Vidal, whose novels include "Burr" and "Lincoln," said in a round of television interviews he was dreading watching McVeigh's execution on May 16 in a prison in Terre Haute, Indiana, but had accepted his invitation to attend.

"I shall detest it, I don't like the death penalty, I'm not of a morbid disposition. But he (McVeigh) asked, and I thought, well we both have the same feelings about government running amok," he said from his home in Ravello, Italy.

"We have both seen an election hijack by a Supreme Court and we have all sorts of acts of violence against our own system, drug enforcement agencies and so on. I think it's a sign, well that there is somebody who is not violent, that's me, but who agrees (with McVeigh)," he told CBS's "The Early Show."

Vidal, like McVeigh in the past, took aim at former U.S. Attorney General Janet Reno who ordered the 1993 government raid of the Branch Davidian compound in Waco, Texas, that ended in the deaths of more than 80 cult members.

"First I'm against the death penalty, second I'm against Timothy McVeigh blowing up people in Oklahoma City, but I'm even more against Attorney General Janet Reno," Vidal told ABC's "Good Morning America" program.

"She (Reno) did a terrible thing and in response to this, out of a sense of justice, he did the same thing. Do I approve of that? No.
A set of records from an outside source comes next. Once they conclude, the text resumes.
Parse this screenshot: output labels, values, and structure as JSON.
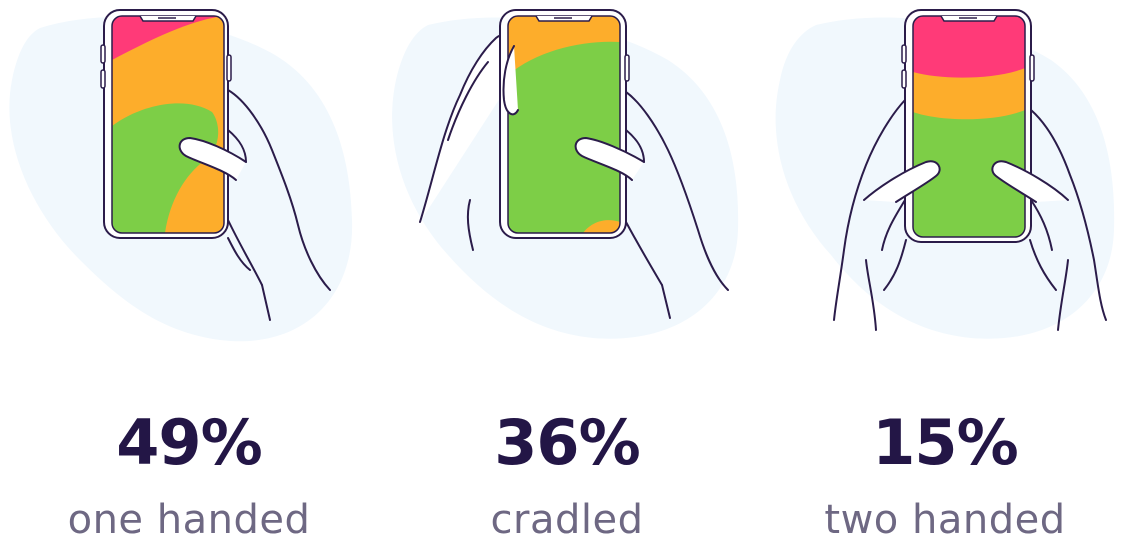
{
  "colors": {
    "blob": "#f1f8fd",
    "outline": "#2b1c4a",
    "green": "#7dce47",
    "orange": "#fdad2b",
    "pink": "#ff3a78",
    "percent_text": "#231646",
    "label_text": "#6e6883"
  },
  "stats": [
    {
      "percent": "49%",
      "label": "one handed"
    },
    {
      "percent": "36%",
      "label": "cradled"
    },
    {
      "percent": "15%",
      "label": "two handed"
    }
  ]
}
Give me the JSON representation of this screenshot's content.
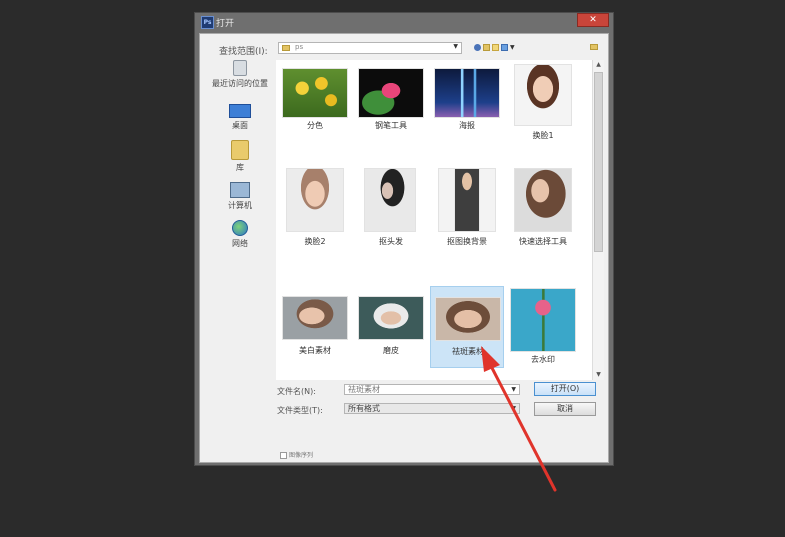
{
  "app": {
    "icon_text": "Ps",
    "title": "打开",
    "close_symbol": "✕"
  },
  "lookin": {
    "label": "查找范围(I):",
    "value": "ps"
  },
  "places": [
    {
      "label": "最近访问的位置",
      "icon": "recent-places-icon"
    },
    {
      "label": "桌面",
      "icon": "desktop-icon"
    },
    {
      "label": "库",
      "icon": "library-icon"
    },
    {
      "label": "计算机",
      "icon": "computer-icon"
    },
    {
      "label": "网络",
      "icon": "network-icon"
    }
  ],
  "files": [
    {
      "label": "分色"
    },
    {
      "label": "钢笔工具"
    },
    {
      "label": "海报"
    },
    {
      "label": "换脸1"
    },
    {
      "label": "换脸2"
    },
    {
      "label": "抠头发"
    },
    {
      "label": "抠图换背景"
    },
    {
      "label": "快速选择工具"
    },
    {
      "label": "美白素材"
    },
    {
      "label": "磨皮"
    },
    {
      "label": "祛斑素材"
    },
    {
      "label": "去水印"
    }
  ],
  "selected_file": "祛斑素材",
  "filename": {
    "label": "文件名(N):",
    "value": "祛斑素材"
  },
  "filetype": {
    "label": "文件类型(T):",
    "value": "所有格式"
  },
  "buttons": {
    "open": "打开(O)",
    "cancel": "取消"
  },
  "checkbox": {
    "label": "图像序列"
  },
  "colors": {
    "selection": "#cce4f7",
    "annotation_arrow": "#e0342b",
    "background": "#2b2b2b"
  }
}
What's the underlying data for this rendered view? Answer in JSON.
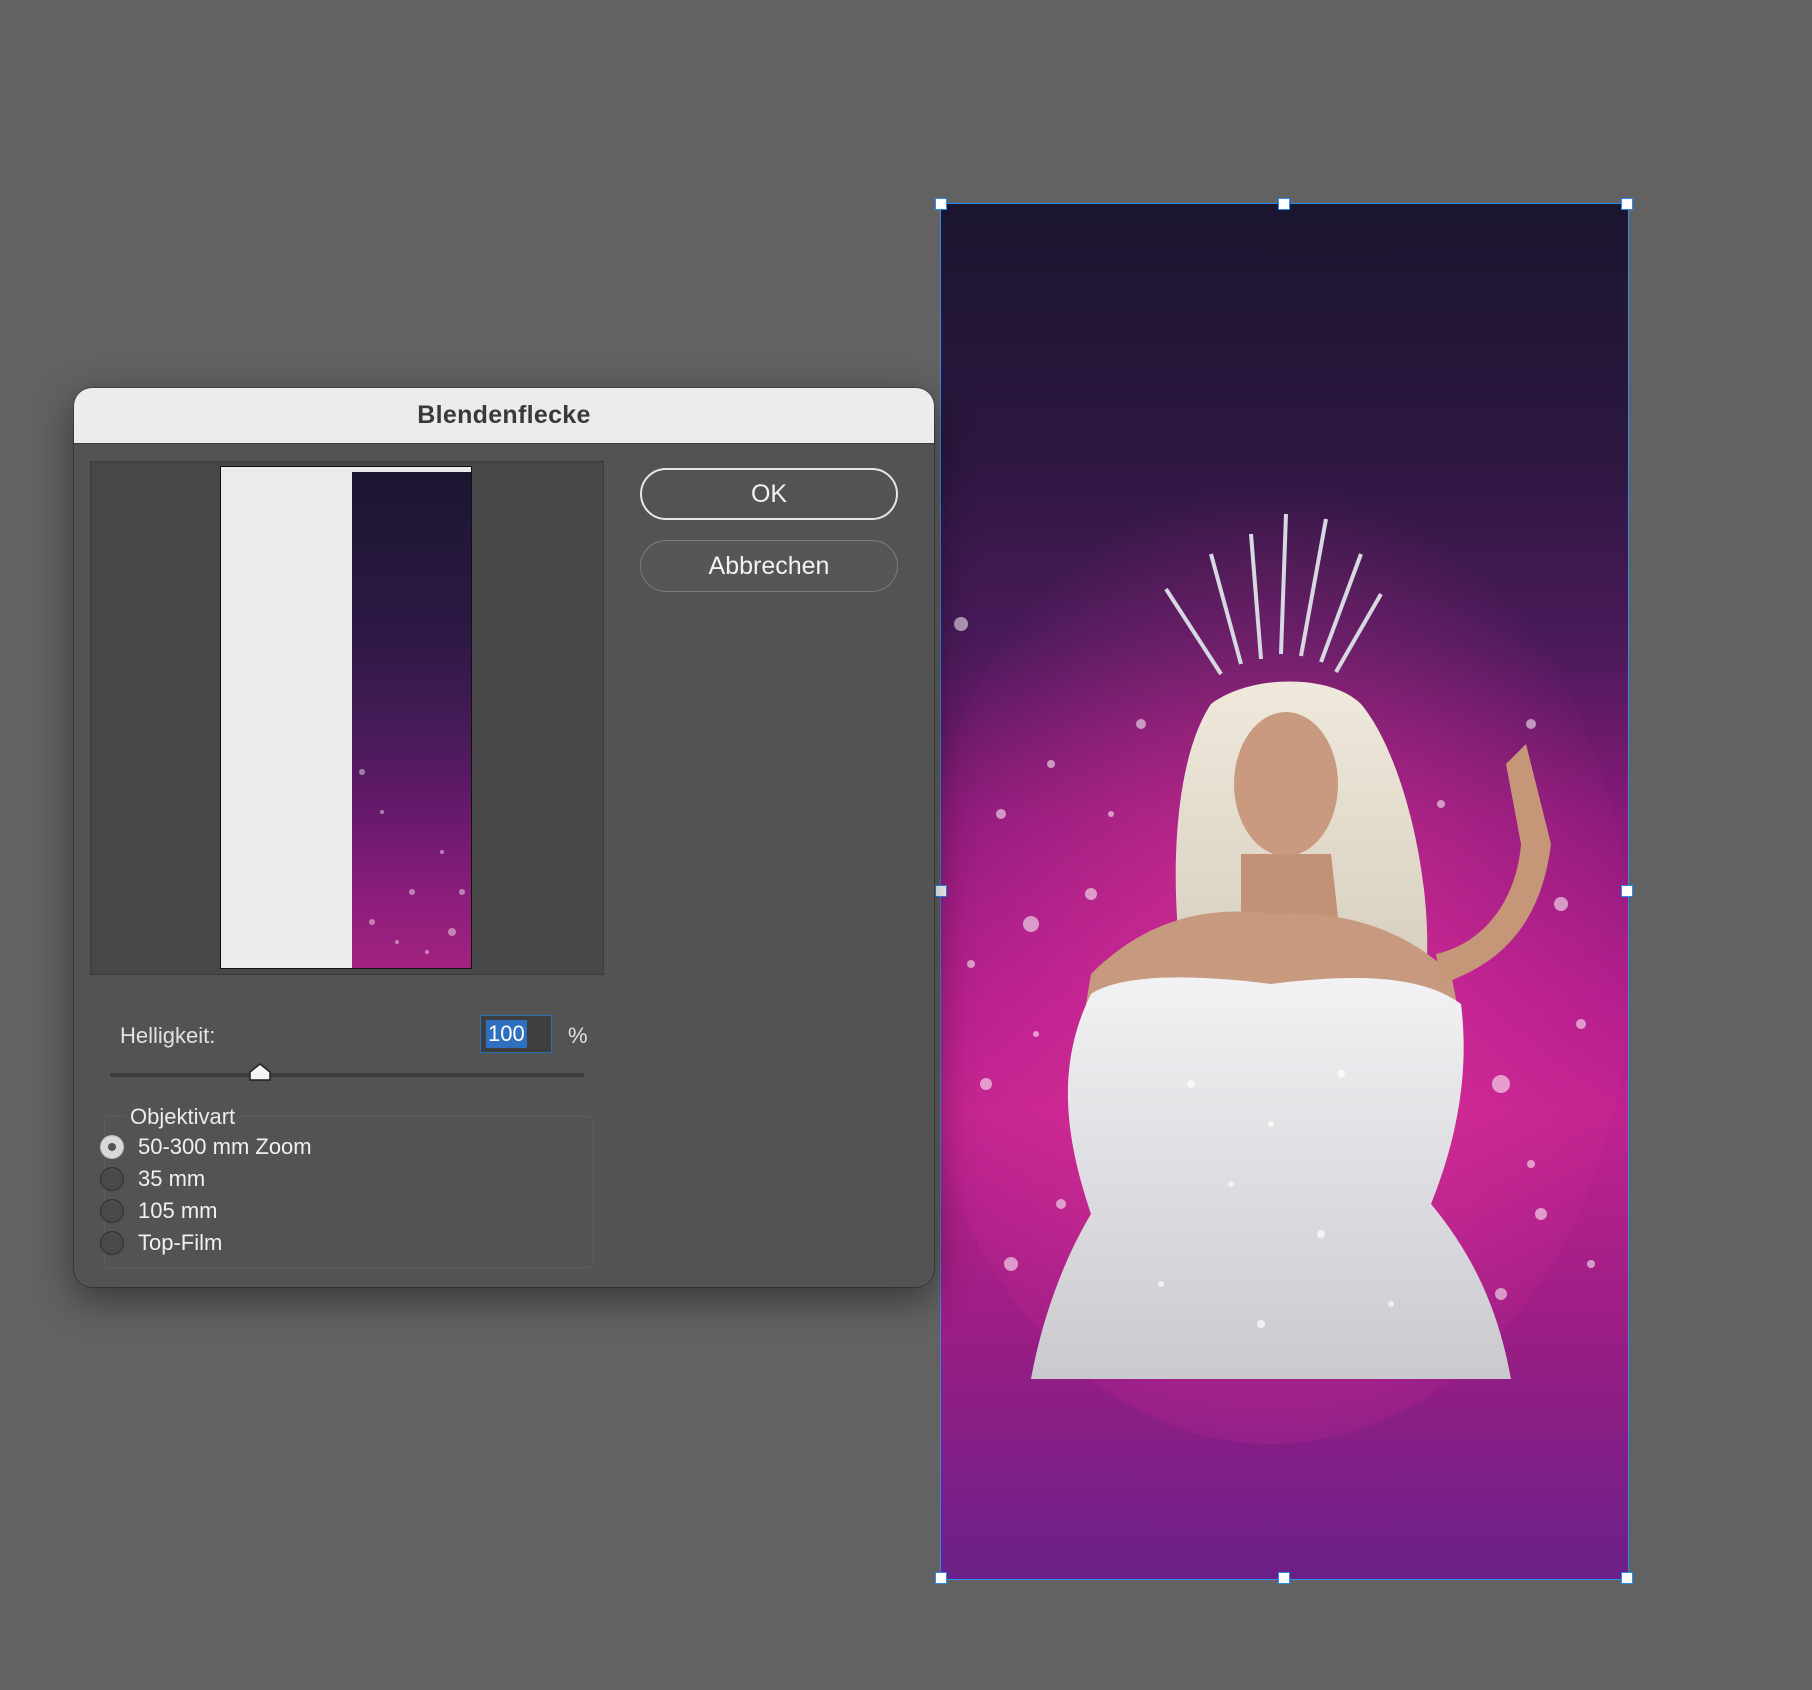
{
  "dialog": {
    "title": "Blendenflecke",
    "ok_label": "OK",
    "cancel_label": "Abbrechen",
    "brightness": {
      "label": "Helligkeit:",
      "value": "100",
      "unit": "%",
      "slider_fraction": 0.3
    },
    "lens_group": {
      "title": "Objektivart",
      "options": [
        {
          "label": "50-300 mm Zoom",
          "selected": true
        },
        {
          "label": "35 mm",
          "selected": false
        },
        {
          "label": "105 mm",
          "selected": false
        },
        {
          "label": "Top-Film",
          "selected": false
        }
      ]
    }
  },
  "colors": {
    "workspace": "#626262",
    "dialog_bg": "#535353",
    "titlebar_bg": "#ececec",
    "selection": "#2a8cf0",
    "image_magenta": "#c0238f",
    "image_dark": "#1b1530"
  }
}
Do I approve of a general pattern of harassment of American people across the country? of course I don't."

McVeigh was quoted as saying in a recent book, "American Terrorist," that he detonated a truck bomb outside a federal building in Oklahoma City in 1995 to avenge the Waco raid.

McVeigh also said in a note released last month that he had considered assassinating Reno and others instead of bombing the Oklahoma City federal building, an act that killed 168 people.

Vidal, who plans to write an article about the execution for Vanity Fair magazine, said he began his correspondence with McVeigh after an article the author wrote for the magazine in 1998 about the "shredding" of the Bill of Rights in America.

"He wrote me and I became fascinated by him. First of all he's a very good, clear writer and he knows a lot about the Constitution and is very interested in the Bill of Rights," Vidal told ABC.

Vidal said he could not understand why people were angry with him for attending the execution, saying Plato advised that "the unexamined life was not worth living."

By attending the execution by lethal injection, Vidal said he was trying to show people how "sick" America was in terms of the erosion of civil rights.